The Los Angeles Times is trying to make the most of every multimedia outlet available.
Starting Oct. 2, the L.A. Times will release installments of a new investigative, narrative story from Pulitzer Prize-winning reporter Christopher Goffard.
The six-part series, titled Dirty John, will be released in regular installments as printed pieces, online articles and podcast episodes as produced by the Wondery network.
“When we read Christopher’s last piece, and saw it become one of the most read pieces on our site last year, we now consider that a missed opportunity. It was made for podcasts,” said Davan Maharaj, editor in chief and publisher of the L.A. Times.
This new series, which is the real story of an interior designer who finally thinks she found love via online dating, is for “people who love great stories and who both want to share and relisten to it,” said Maharaj.

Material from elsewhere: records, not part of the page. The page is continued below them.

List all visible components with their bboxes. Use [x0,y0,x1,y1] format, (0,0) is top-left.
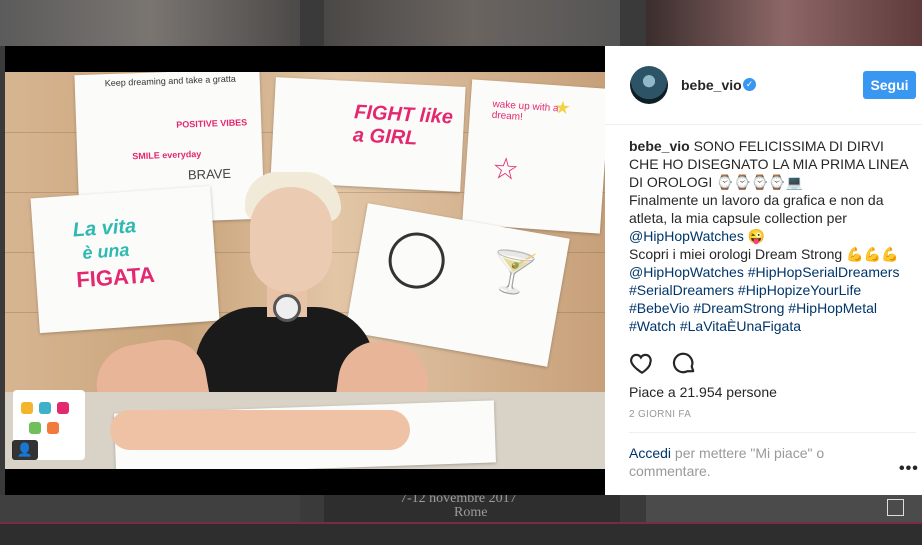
sketch-paper: La vita è una FIGATA [30,185,220,334]
mug-pattern [47,422,59,434]
sketch-paper: wake up with a dream! ★ ☆ [462,79,605,234]
background-gallery-icons [887,499,904,516]
more-options-icon[interactable]: ••• [899,460,919,478]
mug-pattern [39,402,51,414]
post-caption: bebe_vio SONO FELICISSIMA DI DIRVI CHE H… [629,137,911,335]
star-icon: ★ [553,97,572,119]
follow-button[interactable]: Segui [863,71,916,99]
likes-count[interactable]: Piace a 21.954 persone [629,384,777,400]
sign-figata: FIGATA [75,261,156,293]
login-prompt: Accedi per mettere "Mi piace" o commenta… [629,444,859,480]
username[interactable]: bebe_vio [681,77,742,93]
mug-pattern [29,422,41,434]
avatar[interactable] [630,66,668,104]
person-face [250,187,332,292]
feed-thumbnail[interactable] [646,0,922,46]
mention-link[interactable]: @HipHopWatches [629,228,744,244]
feed-thumbnail[interactable] [646,495,922,522]
sign-smile: SMILE everyday [132,148,202,162]
background-event-city: Rome [454,505,488,520]
watch-icon [273,294,301,322]
feed-thumbnail[interactable] [0,495,300,522]
post-timestamp[interactable]: 2 GIORNI FA [629,409,691,420]
person-icon[interactable]: 👤 [12,440,38,460]
caption-hashtags[interactable]: @HipHopWatches #HipHopSerialDreamers #Se… [629,263,911,335]
gallery-icon [887,499,904,516]
mug-pattern [21,402,33,414]
feed-thumbnail[interactable] [324,0,620,46]
heart-icon[interactable] [629,350,655,376]
feed-thumbnail[interactable] [0,0,300,46]
sign-keep-dreaming: Keep dreaming and take a gratta [104,73,236,89]
caption-line-3: Scopri i miei orologi Dream Strong 💪💪💪 [629,246,899,262]
cocktail-icon: 🍸 [484,247,542,300]
sign-la-vita: La vita [72,215,137,242]
post-header: bebe_vio ✓ Segui [605,46,922,125]
sign-e-una: è una [81,239,131,263]
caption-author[interactable]: bebe_vio [629,138,690,154]
login-link[interactable]: Accedi [629,445,671,461]
post-side-panel: bebe_vio ✓ Segui bebe_vio SONO FELICISSI… [605,46,922,495]
divider [629,432,916,433]
post-actions [629,350,697,376]
watch-drawing [384,228,450,293]
caption-emoji: 😜 [743,228,766,244]
bottom-bar [0,522,922,545]
verified-badge-icon: ✓ [743,78,756,91]
sign-fight-like-a-girl: FIGHT like a GIRL [352,101,454,150]
sign-positive-vibes: POSITIVE VIBES [176,117,248,130]
caption-line-2: Finalmente un lavoro da grafica e non da… [629,192,884,226]
sign-brave: BRAVE [187,165,232,183]
post-photo[interactable]: Keep dreaming and take a gratta POSITIVE… [5,72,605,469]
comment-icon[interactable] [671,350,697,376]
person-prosthetic-arms [110,410,410,450]
star-icon: ☆ [490,152,521,187]
mug-pattern [57,402,69,414]
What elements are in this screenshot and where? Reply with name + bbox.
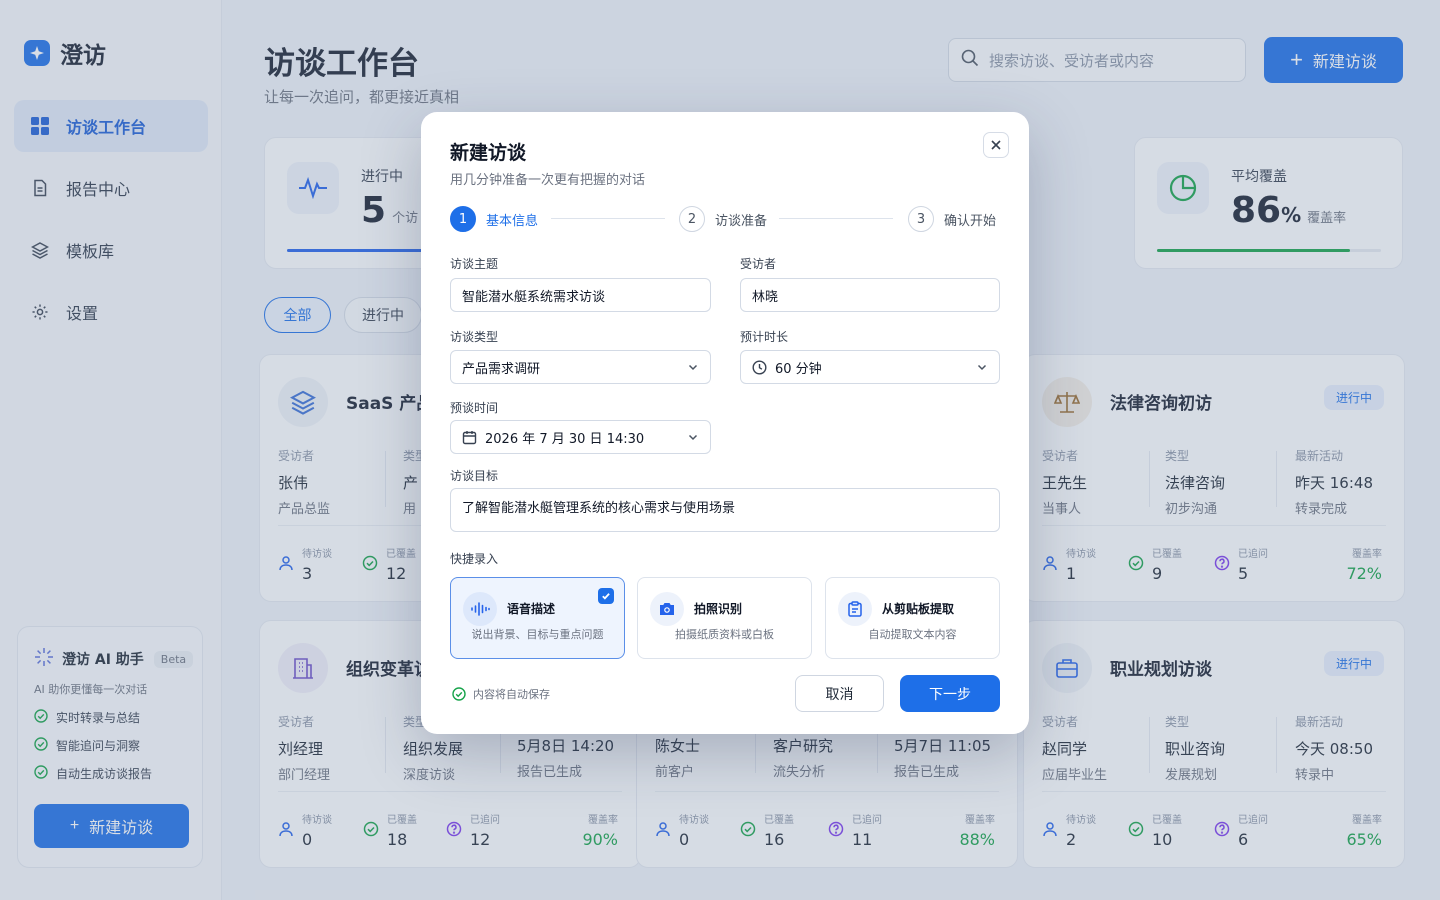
duration-label: 预计时长 [740, 330, 789, 344]
interviewee-input[interactable]: 林晓 [740, 278, 1000, 312]
autosave-note: 内容将自动保存 [452, 686, 550, 702]
chevron-down-icon [688, 364, 698, 371]
duration-select[interactable]: 60 分钟 [740, 350, 1000, 384]
checkbox-checked-icon[interactable] [598, 588, 614, 604]
step-confirm[interactable]: 3 确认开始 [908, 206, 996, 232]
quick-photo-option[interactable]: 拍照识别 拍摄纸质资料或白板 [637, 577, 812, 659]
step-connector [779, 218, 893, 219]
quick-clipboard-option[interactable]: 从剪贴板提取 自动提取文本内容 [825, 577, 1000, 659]
check-circle-icon [452, 687, 466, 701]
quick-entry-label: 快捷录入 [450, 552, 499, 566]
chevron-down-icon [977, 364, 987, 371]
close-icon [991, 140, 1001, 150]
goal-textarea[interactable]: 了解智能潜水艇管理系统的核心需求与使用场景 [450, 488, 1000, 532]
time-picker[interactable]: 2026 年 7 月 30 日 14:30 [450, 420, 711, 454]
step-basic-info[interactable]: 1 基本信息 [450, 206, 538, 232]
chevron-down-icon [688, 434, 698, 441]
new-interview-dialog: 新建访谈 用几分钟准备一次更有把握的对话 1 基本信息 2 访谈准备 3 确认开始 访… [421, 112, 1029, 734]
calendar-icon [462, 430, 477, 444]
quick-voice-option[interactable]: 语音描述 说出背景、目标与重点问题 [450, 577, 625, 659]
topic-input[interactable]: 智能潜水艇系统需求访谈 [450, 278, 711, 312]
waveform-icon [463, 592, 497, 626]
next-step-button[interactable]: 下一步 [900, 675, 1000, 712]
dialog-title: 新建访谈 [450, 142, 527, 164]
step-preparation[interactable]: 2 访谈准备 [679, 206, 767, 232]
type-select[interactable]: 产品需求调研 [450, 350, 711, 384]
step-connector [551, 218, 665, 219]
interviewee-label: 受访者 [740, 257, 777, 271]
topic-label: 访谈主题 [450, 257, 499, 271]
close-button[interactable] [983, 132, 1009, 158]
clock-icon [752, 359, 767, 375]
type-label: 访谈类型 [450, 330, 499, 344]
clipboard-icon [838, 592, 872, 626]
camera-icon [650, 592, 684, 626]
time-label: 预谈时间 [450, 401, 499, 415]
goal-label: 访谈目标 [450, 469, 499, 483]
dialog-subtitle: 用几分钟准备一次更有把握的对话 [450, 173, 646, 188]
cancel-button[interactable]: 取消 [795, 675, 884, 712]
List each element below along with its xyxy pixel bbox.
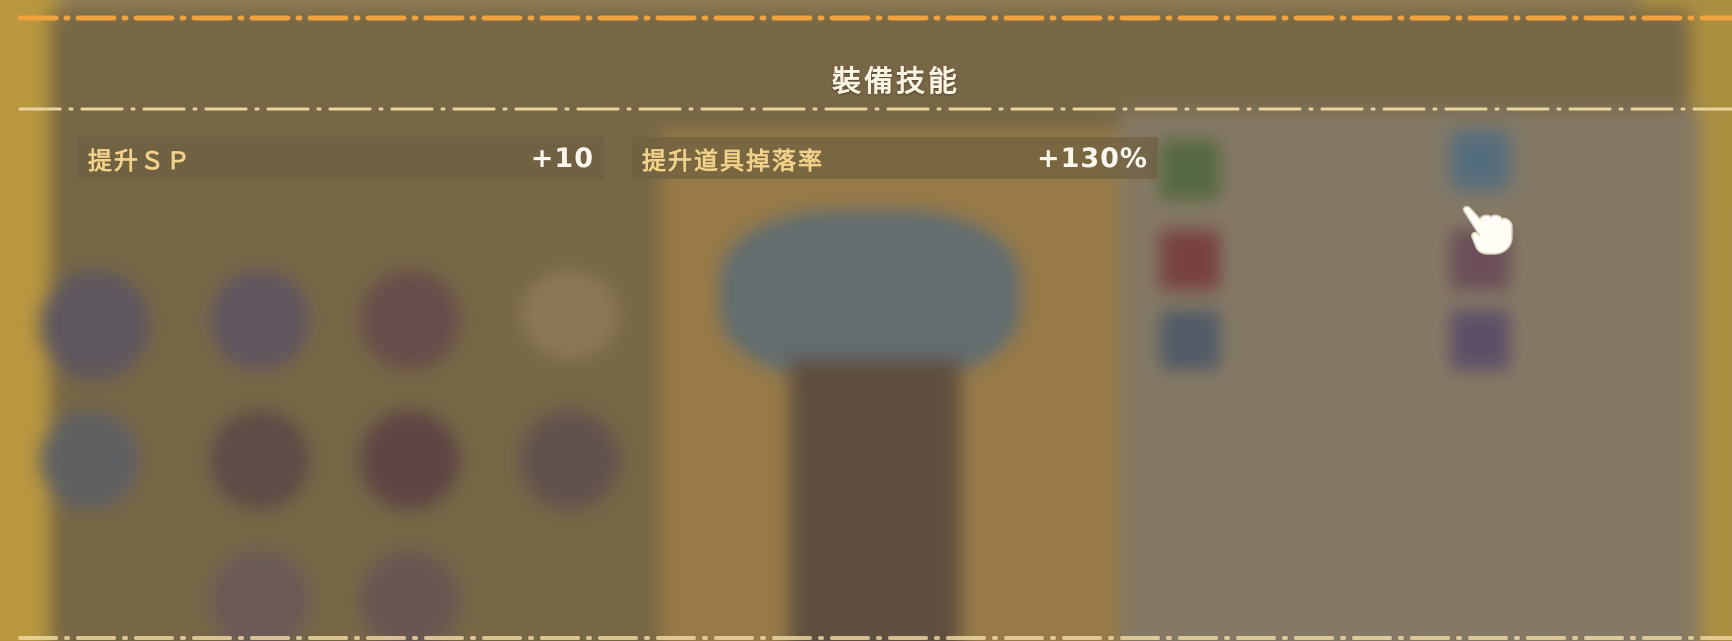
title-divider-line (0, 104, 1732, 114)
skill-value: +10 (530, 142, 594, 174)
skill-panel-overlay: 裝備技能 提升ＳＰ +10 提升道具掉落率 +130% (0, 0, 1732, 641)
skill-row-drop-rate: 提升道具掉落率 +130% (632, 137, 1158, 179)
pointing-hand-icon (1458, 203, 1518, 259)
top-border-line (0, 12, 1732, 24)
skill-name: 提升道具掉落率 (642, 146, 824, 175)
game-screen: 裝備技能 提升ＳＰ +10 提升道具掉落率 +130% (0, 0, 1732, 641)
skill-row-sp: 提升ＳＰ +10 (78, 137, 604, 179)
skill-value: +130% (1036, 142, 1148, 174)
panel-title: 裝備技能 (831, 64, 960, 98)
bottom-border-line (0, 634, 1732, 641)
skill-name: 提升ＳＰ (88, 146, 192, 175)
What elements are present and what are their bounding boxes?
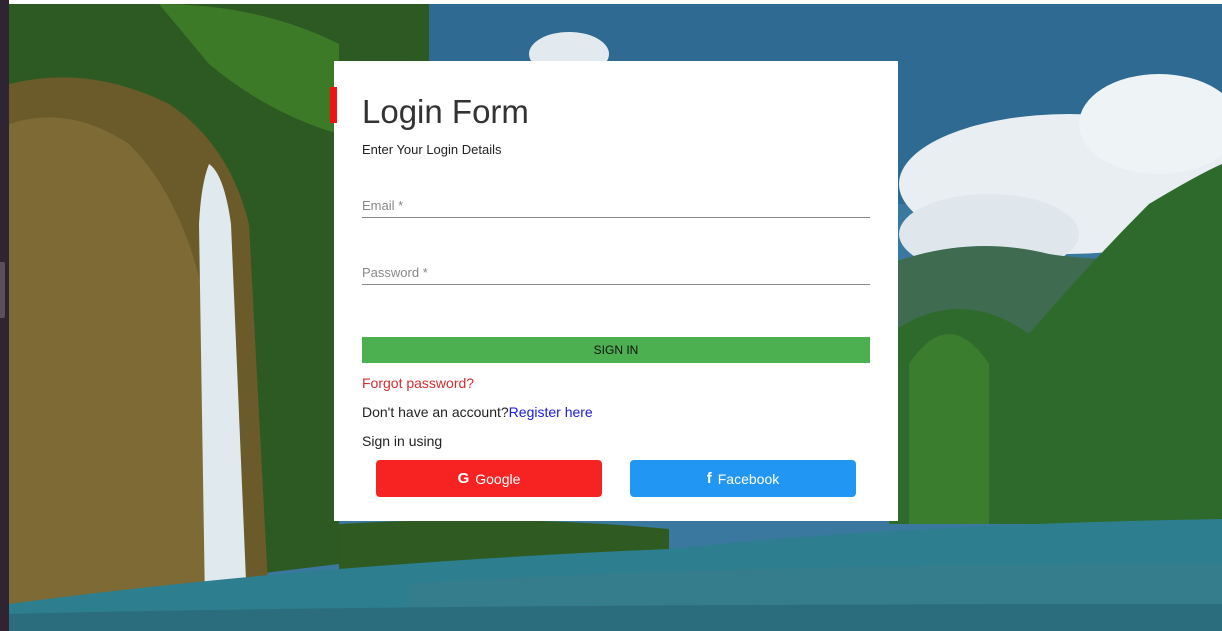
password-field-wrapper	[362, 257, 870, 285]
window-side-handle[interactable]	[0, 262, 5, 318]
register-row: Don't have an account?Register here	[362, 404, 593, 420]
facebook-button-label: Facebook	[717, 470, 780, 487]
login-card: Login Form Enter Your Login Details SIGN…	[330, 61, 898, 521]
sign-in-button[interactable]: SIGN IN	[362, 337, 870, 363]
google-button-label: Google	[475, 470, 521, 487]
page-title: Login Form	[362, 93, 529, 130]
no-account-text: Don't have an account?	[362, 404, 509, 420]
window-left-strip	[0, 0, 9, 631]
register-link[interactable]: Register here	[509, 404, 593, 420]
password-field[interactable]	[362, 265, 870, 280]
google-icon: G	[457, 470, 470, 487]
facebook-button[interactable]: f Facebook	[630, 460, 856, 497]
forgot-password-link[interactable]: Forgot password?	[362, 375, 474, 391]
email-field-wrapper	[362, 190, 870, 218]
sign-in-using-label: Sign in using	[362, 433, 443, 449]
title-accent-bar	[330, 87, 337, 123]
email-field[interactable]	[362, 198, 870, 213]
page-subtitle: Enter Your Login Details	[362, 142, 502, 157]
facebook-icon: f	[706, 470, 712, 487]
google-button[interactable]: G Google	[376, 460, 602, 497]
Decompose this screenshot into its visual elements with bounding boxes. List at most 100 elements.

“It’s a universal story,” he said. “Who doesn’t love a story about love, deceit, family, forgiveness and the world of online dating?”
Wondery, a podcast network founded in early 2016, will distribute the audio episodes in tandem with the publication’s print and digital versions of the written series.
With only a quarter of Americans currently listening to podcasts, Wondery CEO and founder Hernan Lopez sees this as a big opportunity for publishers looking to reach new audiences.
“This is a new way of releasing stories,” said Lopez. “It can give listeners and readers different takes on the same story that they couldn’t easily get in the other medium.”
What Wondery looks for in a podcast is mostly if it creates an immersive storytelling experience, where “listeners can imagine themselves in the middle of a story and really feel the emotions,” said Lopez. “Dirty John is a nail-biter of a story, and they’ll be shocked along the way.”
This series is an attempt by print journalists and reporters to join the ranks of NPR’s audio reporters who helped create massively popular podcast series like Serial and S-Town. With those shows, listeners became obsessed with the potential outcomes and took to doing research on their own. Reddit groups and investigations might have even helped Adnan Syed’s legal team, the focus of the first season of Serial, uncover new details in his case.
“Podcasts like these can help reposition sound,” said Lopez, “and show marketers that they need to diversify their media plans.”
“Readers, and listeners, are in for a treat with this series,” said Maharaj.
“This is recognition that newsroom enterprises like us have to form more partnerships to spread stories wider,” he said. “We see our limitations on certain platforms, so with a cool partnership, we were able to put together a podcast readers will undoubtedly love and share.”